Infine non sempre si è vigilato per diminuire l’impatto dei lavori in corso, tanto che la massiccia presenza di polveri, certamente non salutari, è stata la costante di tutta una prima fase, e, ancor oggi, alcuni cantieri convivono con case, da tempo popolate, alcune delle quali non hanno ancora avuto ufficialmente l’abitabilità.

La pressione dal basso dei cittadini e la presenza del nostro Comitato spontaneo hanno ottenuto alcuni primi risultati, come la nuova scuola materna – asilo nido di via Orvieto. E altrettanto positiva è l’assegnazione in affitto di molti nuovi alloggi ex-olimpici.
Ma finora la vivibilità complessiva di Spina 3 è insufficiente e lo sarà finché i cittadini non si mobilitano per poter decidere in prima persona delle strutture che riguardano il proprio quartiere. Per non essere solamente spettatori o soggetti da convincere di quanto deciso altrove.
Il progetto di Spina tre avrebbe potuto essere infatti un’occasione di urbanistica partecipata se il territorio fosse stato considerato un “bene comune” e affidato ai cittadini e alle Circoscrizioni un ruolo di suggerimento e d’indirizzo preventivo, onde non riprodurre gli errori della urbanizzazione dissennata degli anni Sessanta.

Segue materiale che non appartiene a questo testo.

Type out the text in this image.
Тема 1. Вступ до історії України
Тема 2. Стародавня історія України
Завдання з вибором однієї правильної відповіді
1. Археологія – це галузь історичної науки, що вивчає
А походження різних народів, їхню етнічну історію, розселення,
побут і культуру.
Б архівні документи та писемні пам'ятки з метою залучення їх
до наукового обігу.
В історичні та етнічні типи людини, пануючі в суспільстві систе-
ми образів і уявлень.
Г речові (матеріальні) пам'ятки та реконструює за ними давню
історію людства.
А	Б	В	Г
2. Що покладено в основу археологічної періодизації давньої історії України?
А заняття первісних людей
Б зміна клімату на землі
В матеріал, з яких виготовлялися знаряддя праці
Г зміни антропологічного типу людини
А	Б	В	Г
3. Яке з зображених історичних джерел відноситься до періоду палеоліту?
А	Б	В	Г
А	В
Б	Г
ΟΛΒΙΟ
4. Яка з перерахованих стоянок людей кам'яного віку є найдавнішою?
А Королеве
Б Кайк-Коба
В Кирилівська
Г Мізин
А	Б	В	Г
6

Carenti sono state finora, nella vicenda di Spina tre, sia il ruolo di quelle Circoscrizioni, che contribuiamo ad eleggere come istituzioni le più vicine ai cittadini, che la capacità di ascolto e di autocritica da parte della macchina comunale, non nella logica di convincere che quanto fatto è bello o sufficiente, ma in quella di far partecipare realmente i cittadini alle decisione sulle necessità del proprio quartiere.
Una scelta, quest’ultima, che rafforzerebbe il senso di appartenenza e di cura di un territorio condiviso e sentito come proprio.

Parliamo di ruolo delle Istituzioni elettive come interlocutrici dei cittadini perché vediamo con preoccupazione il diffondersi di organismi e di centri decisionali costituiti da funzionari comunali e/o da consulenti esterni che corrono il rischio di annullare qualsiasi ruolo del cittadino e della società civile che non sia quello di decidere di partecipare a tavoli preconfezionati nelle loro conclusioni o di praticare una logica clientelare alla ricerca di risposte ai bisogni del proprio quartiere. In sostanza, non vorremmo che la propaganda mediatica sulla bellezza del futuro Parco Dora, i cui finanziamenti sono in gran parte da arrivare, sia essenzialmente veicolo per convincere all’acquisto di nuove abitazioni. Dal canto nostro, vigileremo, per quanto sta nelle nostre possibilità di comitato spontaneo di cittadini, per valorizzare al meglio le opportunità di una zona in trasformazione, onde evitare che parti del contesto corrano il rischio di assumere via via connotati di degrado urbano e sociale.